Незаметно показывая на старого индейца, вокруг которого всегда было пустое пространство.
- Это самый известнейший шаман среди гуахиро и не только среди них.
- Не верю я в этих колдунов, - отмахнулся я.
- А зря, - перехватил инициативу в разговоре Маркиз, - это он сказал, что и ты говорящий с духами.
- И вы поверили этой белиберде, - продолжал сопротивляться я.
- Этот индеец говорит редко, но всегда в цель, - подтвердил сеньор, - можешь мне поверить. Он хочет поговорить с тобой. Наедине.
Разговор… да его и не было. Дед, минут на пять, погрузился в транс и я почувствовал, что меня просвечивают, как рентгеном. Это было удивительное чувство и что странно, но оно не вызывало во мне желания сопротивляться и я как бы открылся навстречу шаману.
- Это принадлежит тебе, сын земли, - на своем языке сказал Шаман, - но я его понял.
Он протянул мне ожерелье из шести крупных жемчужин: белой, красной, желтой, зеленой, синей и черной. Они были не просто крупные - огромные. У меня даже мысли не возникло отказаться от подарка и когда я взял их в руки они "запели" - засветились тихими сполохами всех цветов радуги и как бы завибрировали. Я сморгнул и видение пропало.
- Да. Это твое по праву, - только и сказал индеец, когда я повесил ожерелье на шею и спрятал его под рубашку. - И не бойся, его сможет обнаружить только такой же видящий, как и ты.
Когда деребанили трофеи и выделяли доли, я попросил себе только баржу и мне ее уступили без разговоров. Вот ею я пытался отдариться шаману за ожерелье, хотя внутренне понимал всю незначительность моего ответного подарка.
Однако, дед знал, что ему нужно от меня - ночью ко мне в палатку пришла красивая до изумления молодая индианка и скорее всего она была далеко не одна… Колдуны однако и поутру я чувствовал себя как выжатый лимон.
На прощанье дед мне сказал:
- Есть великие шаманы, но чужие людям. А ты, можешь всегда прийти к гуахиро за помощью и тебе в ней не откажут. Прощай.
Индеец Джо, ну не выговаривал я его настоящего имени, подарил мне свой комплект из семи пластинчатых метательных ножей, с которыми я научился обращаться за время рейса по Ориноко.
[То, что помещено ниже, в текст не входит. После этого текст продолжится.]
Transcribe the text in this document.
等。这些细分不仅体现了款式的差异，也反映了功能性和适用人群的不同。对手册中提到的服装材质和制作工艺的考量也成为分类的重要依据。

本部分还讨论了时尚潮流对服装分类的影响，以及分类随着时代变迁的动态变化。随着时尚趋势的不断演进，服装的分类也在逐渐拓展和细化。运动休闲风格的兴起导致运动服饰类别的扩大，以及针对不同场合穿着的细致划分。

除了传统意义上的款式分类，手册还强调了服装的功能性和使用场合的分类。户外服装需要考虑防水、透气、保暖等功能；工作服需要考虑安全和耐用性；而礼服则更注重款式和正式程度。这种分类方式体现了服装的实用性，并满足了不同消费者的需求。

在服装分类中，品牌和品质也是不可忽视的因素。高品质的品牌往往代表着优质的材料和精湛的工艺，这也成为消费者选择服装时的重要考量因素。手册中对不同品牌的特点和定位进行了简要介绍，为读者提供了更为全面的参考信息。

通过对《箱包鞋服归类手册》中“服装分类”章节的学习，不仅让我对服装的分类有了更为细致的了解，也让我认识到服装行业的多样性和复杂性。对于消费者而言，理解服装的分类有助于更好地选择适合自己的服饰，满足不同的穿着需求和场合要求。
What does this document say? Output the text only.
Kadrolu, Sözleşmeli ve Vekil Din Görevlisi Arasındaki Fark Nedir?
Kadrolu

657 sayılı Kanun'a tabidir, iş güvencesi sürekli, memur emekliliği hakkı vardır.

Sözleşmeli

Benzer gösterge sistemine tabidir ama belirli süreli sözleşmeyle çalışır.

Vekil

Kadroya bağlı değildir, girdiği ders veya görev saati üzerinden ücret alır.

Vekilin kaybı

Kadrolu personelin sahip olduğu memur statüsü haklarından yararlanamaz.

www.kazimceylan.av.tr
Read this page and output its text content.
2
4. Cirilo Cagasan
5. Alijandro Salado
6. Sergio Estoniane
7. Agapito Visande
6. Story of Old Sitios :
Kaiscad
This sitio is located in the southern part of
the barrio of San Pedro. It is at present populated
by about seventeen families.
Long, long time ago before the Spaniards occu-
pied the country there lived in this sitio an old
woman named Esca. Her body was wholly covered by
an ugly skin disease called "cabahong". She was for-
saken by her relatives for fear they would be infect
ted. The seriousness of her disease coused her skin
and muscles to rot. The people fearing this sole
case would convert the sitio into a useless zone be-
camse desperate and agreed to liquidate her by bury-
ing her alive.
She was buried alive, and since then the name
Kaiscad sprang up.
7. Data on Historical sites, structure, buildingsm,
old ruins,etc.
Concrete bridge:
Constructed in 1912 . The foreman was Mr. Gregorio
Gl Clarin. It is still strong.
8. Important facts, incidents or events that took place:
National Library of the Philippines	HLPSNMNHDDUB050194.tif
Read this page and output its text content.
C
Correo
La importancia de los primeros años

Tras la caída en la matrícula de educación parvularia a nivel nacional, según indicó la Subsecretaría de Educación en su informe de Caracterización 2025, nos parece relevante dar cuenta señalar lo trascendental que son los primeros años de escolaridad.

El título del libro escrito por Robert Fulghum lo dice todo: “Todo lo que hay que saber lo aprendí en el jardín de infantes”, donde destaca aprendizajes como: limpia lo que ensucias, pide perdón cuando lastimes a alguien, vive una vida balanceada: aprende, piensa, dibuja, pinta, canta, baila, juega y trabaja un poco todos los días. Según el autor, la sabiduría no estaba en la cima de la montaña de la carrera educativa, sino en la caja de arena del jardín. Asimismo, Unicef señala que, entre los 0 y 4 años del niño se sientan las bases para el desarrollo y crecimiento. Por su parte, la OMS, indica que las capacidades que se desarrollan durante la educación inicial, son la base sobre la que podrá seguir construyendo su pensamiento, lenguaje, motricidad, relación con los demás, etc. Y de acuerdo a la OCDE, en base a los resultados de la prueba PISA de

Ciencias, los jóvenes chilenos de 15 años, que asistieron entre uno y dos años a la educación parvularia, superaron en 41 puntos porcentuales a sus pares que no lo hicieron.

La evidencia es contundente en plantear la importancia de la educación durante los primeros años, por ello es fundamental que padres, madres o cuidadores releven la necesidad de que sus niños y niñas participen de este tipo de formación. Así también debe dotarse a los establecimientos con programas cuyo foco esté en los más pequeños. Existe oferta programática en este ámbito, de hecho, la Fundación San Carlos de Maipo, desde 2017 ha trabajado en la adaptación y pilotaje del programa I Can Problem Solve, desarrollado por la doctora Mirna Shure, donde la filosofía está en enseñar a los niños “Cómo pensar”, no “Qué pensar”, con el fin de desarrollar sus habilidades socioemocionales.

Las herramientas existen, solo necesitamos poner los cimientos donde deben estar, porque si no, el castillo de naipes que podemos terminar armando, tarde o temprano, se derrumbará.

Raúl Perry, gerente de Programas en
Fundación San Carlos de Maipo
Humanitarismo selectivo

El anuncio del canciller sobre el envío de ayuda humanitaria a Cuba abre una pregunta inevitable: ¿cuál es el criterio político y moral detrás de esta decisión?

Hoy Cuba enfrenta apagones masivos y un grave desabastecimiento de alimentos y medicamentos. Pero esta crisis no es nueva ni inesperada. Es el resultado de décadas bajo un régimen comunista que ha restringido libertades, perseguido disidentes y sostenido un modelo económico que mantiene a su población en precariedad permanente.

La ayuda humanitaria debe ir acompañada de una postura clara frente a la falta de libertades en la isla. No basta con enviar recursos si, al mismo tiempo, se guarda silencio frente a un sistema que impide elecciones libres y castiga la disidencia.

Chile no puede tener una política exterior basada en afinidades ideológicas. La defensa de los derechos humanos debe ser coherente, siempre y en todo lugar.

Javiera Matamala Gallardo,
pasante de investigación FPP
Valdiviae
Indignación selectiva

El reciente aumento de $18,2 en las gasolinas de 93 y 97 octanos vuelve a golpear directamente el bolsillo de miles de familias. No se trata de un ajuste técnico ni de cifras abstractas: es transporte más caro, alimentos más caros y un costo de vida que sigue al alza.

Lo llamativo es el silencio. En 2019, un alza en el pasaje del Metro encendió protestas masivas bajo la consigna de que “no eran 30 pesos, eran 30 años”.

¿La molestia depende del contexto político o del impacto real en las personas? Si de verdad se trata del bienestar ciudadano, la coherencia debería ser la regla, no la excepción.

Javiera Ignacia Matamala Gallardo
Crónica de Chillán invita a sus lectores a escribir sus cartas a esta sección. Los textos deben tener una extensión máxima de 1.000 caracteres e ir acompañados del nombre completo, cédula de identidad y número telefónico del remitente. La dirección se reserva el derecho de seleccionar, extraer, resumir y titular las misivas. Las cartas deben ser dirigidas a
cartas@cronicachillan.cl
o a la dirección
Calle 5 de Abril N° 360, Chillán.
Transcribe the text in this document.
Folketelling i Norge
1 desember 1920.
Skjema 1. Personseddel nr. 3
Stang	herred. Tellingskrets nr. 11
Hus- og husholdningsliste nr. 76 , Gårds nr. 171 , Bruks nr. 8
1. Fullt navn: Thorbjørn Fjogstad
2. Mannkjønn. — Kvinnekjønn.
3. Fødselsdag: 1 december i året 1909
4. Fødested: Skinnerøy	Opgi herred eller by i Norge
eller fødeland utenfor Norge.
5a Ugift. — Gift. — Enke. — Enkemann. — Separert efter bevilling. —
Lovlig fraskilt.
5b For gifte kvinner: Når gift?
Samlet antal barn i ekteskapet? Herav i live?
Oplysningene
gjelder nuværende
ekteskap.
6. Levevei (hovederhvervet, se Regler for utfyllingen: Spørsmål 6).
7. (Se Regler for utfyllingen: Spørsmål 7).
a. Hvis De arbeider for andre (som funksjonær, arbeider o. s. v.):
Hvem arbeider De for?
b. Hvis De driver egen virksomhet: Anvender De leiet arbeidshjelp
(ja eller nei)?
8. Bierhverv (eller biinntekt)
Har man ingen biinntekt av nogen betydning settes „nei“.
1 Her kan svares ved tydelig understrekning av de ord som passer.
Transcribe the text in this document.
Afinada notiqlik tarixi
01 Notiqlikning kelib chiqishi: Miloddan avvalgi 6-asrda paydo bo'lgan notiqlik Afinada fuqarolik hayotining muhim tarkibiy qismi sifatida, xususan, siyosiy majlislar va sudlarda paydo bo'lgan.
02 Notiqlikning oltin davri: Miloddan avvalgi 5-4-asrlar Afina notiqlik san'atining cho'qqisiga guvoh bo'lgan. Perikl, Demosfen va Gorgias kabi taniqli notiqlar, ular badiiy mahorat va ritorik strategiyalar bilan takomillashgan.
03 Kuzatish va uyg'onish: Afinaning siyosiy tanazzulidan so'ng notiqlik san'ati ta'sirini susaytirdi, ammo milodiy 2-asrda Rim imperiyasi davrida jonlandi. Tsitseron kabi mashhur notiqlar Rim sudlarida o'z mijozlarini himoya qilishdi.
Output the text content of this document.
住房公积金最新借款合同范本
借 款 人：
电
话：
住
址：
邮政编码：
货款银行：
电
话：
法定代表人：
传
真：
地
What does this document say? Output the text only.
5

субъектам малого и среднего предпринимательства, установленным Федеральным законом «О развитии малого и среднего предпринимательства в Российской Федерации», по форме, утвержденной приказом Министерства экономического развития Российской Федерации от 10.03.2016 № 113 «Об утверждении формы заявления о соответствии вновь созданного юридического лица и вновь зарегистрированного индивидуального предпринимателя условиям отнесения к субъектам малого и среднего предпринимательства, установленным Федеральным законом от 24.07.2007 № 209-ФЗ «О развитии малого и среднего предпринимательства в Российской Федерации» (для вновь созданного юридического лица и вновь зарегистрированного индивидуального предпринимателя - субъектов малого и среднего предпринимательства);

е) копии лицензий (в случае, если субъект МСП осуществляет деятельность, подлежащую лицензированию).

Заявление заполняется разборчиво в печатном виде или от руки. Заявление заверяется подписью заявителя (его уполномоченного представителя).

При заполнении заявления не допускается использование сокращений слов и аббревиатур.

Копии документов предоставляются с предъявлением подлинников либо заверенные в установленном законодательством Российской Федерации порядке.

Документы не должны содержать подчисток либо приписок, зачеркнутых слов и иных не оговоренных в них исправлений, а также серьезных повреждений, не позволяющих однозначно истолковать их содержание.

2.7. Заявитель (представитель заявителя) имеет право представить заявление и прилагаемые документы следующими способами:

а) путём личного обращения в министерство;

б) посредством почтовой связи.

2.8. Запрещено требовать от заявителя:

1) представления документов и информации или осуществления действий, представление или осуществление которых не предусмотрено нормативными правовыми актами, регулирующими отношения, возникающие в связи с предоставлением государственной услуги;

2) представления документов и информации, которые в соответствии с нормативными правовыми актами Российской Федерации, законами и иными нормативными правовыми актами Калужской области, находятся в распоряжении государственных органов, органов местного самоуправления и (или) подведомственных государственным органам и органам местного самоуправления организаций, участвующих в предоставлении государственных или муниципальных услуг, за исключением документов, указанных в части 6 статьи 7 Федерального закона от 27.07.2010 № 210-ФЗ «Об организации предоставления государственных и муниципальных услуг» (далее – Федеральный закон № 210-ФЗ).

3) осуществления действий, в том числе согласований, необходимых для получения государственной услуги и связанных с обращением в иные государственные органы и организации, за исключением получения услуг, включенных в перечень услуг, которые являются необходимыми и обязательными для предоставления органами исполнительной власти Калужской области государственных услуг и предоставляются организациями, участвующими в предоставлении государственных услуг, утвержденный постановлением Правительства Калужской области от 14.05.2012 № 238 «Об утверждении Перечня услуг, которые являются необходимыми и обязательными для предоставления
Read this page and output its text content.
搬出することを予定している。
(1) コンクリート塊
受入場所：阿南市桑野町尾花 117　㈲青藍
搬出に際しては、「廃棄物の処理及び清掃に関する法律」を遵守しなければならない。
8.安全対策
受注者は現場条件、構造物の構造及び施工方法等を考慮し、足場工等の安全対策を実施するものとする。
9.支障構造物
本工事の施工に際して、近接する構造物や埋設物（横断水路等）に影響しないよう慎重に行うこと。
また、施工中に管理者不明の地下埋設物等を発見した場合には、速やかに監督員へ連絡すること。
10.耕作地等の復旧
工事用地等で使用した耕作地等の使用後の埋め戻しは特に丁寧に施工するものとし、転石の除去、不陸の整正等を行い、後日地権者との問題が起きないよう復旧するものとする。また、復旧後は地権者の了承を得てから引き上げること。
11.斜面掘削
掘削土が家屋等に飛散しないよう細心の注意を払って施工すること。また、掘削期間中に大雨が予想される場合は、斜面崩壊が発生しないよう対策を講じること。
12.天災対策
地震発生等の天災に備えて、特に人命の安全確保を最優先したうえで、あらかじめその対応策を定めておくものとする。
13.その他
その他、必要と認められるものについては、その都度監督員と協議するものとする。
Дартс, отдыхает. А я ему отдал свой кольт и Маркиз с сеньором Федерико сделали вид, что не заметили этого.
В Барселону мы вернулись без приключений и расстались довольные друг другом. Жаль только, что Маркиз очень торопился и наше прощанье вышло скомканным.
Представитель посольства, сказал мне на прощание:
- Надеюсь тебе не нужно говорить о необходимости забыть о всем произошедшем в рейсе. Ты провел караван с грузом в Пуэрто-Аякучо для геологических исследований и это все. Обычная рутинная работа.
- Что, я и расписки о не разглашении подписывать не буду? - Наивно поинтересовался я.
- Парень, в таких делах расписок не требуют. Понимаешь? - И он сочувственно посмотрел на меня.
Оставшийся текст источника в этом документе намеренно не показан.